Der Nachfolger von Hartz IV wird nun durch die Neue Grundsicherung ersetzt. Diese Sozialleistung soll allerdings vollständig entzogen werden können, wenn Bezieher ihre Pflicht verletzen, so die Ansage. Aber ist das überhaupt möglich?
Neue Grundsicherung statt Bürgergeld: Was könnte die kommende Regierung planen?

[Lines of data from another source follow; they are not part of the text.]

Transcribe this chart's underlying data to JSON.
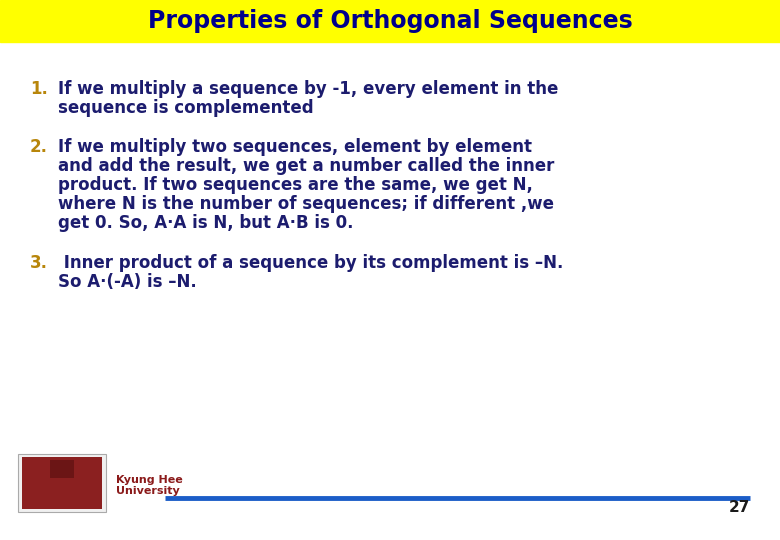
{
  "title": "Properties of Orthogonal Sequences",
  "title_bg_color": "#FFFF00",
  "title_text_color": "#00008B",
  "slide_bg_color": "#FFFFFF",
  "number_color": "#B8860B",
  "body_color": "#1C1C6E",
  "item1_line1": "If we multiply a sequence by -1, every element in the",
  "item1_line2": "sequence is complemented",
  "item2_line1": "If we multiply two sequences, element by element",
  "item2_line2": "and add the result, we get a number called the inner",
  "item2_line3": "product. If two sequences are the same, we get N,",
  "item2_line4": "where N is the number of sequences; if different ,we",
  "item2_line5": "get 0. So, A·A is N, but A·B is 0.",
  "item3_line1": " Inner product of a sequence by its complement is –N.",
  "item3_line2": "So A·(-A) is –N.",
  "footer_line1": "Kyung Hee",
  "footer_line2": "University",
  "page_number": "27",
  "line_color": "#1C5DC8",
  "footer_color": "#8B1A1A",
  "font_size_title": 17,
  "font_size_body": 12,
  "font_size_number": 12,
  "font_size_footer": 8,
  "font_size_page": 11
}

Das Bürgergeld gehört schon seit seiner Einführung 2023 zu den großen Streitpunkten in der Bundespolitik. Spätestens seit sich nach der Bundestagswahl im Februar 2025 abgezeichnet hat, dass Friedrich Merz in Zukunft als Bundeskanzler das Land regieren wird, ist klar, dass eine Reform der Sozialleistung kommen wird.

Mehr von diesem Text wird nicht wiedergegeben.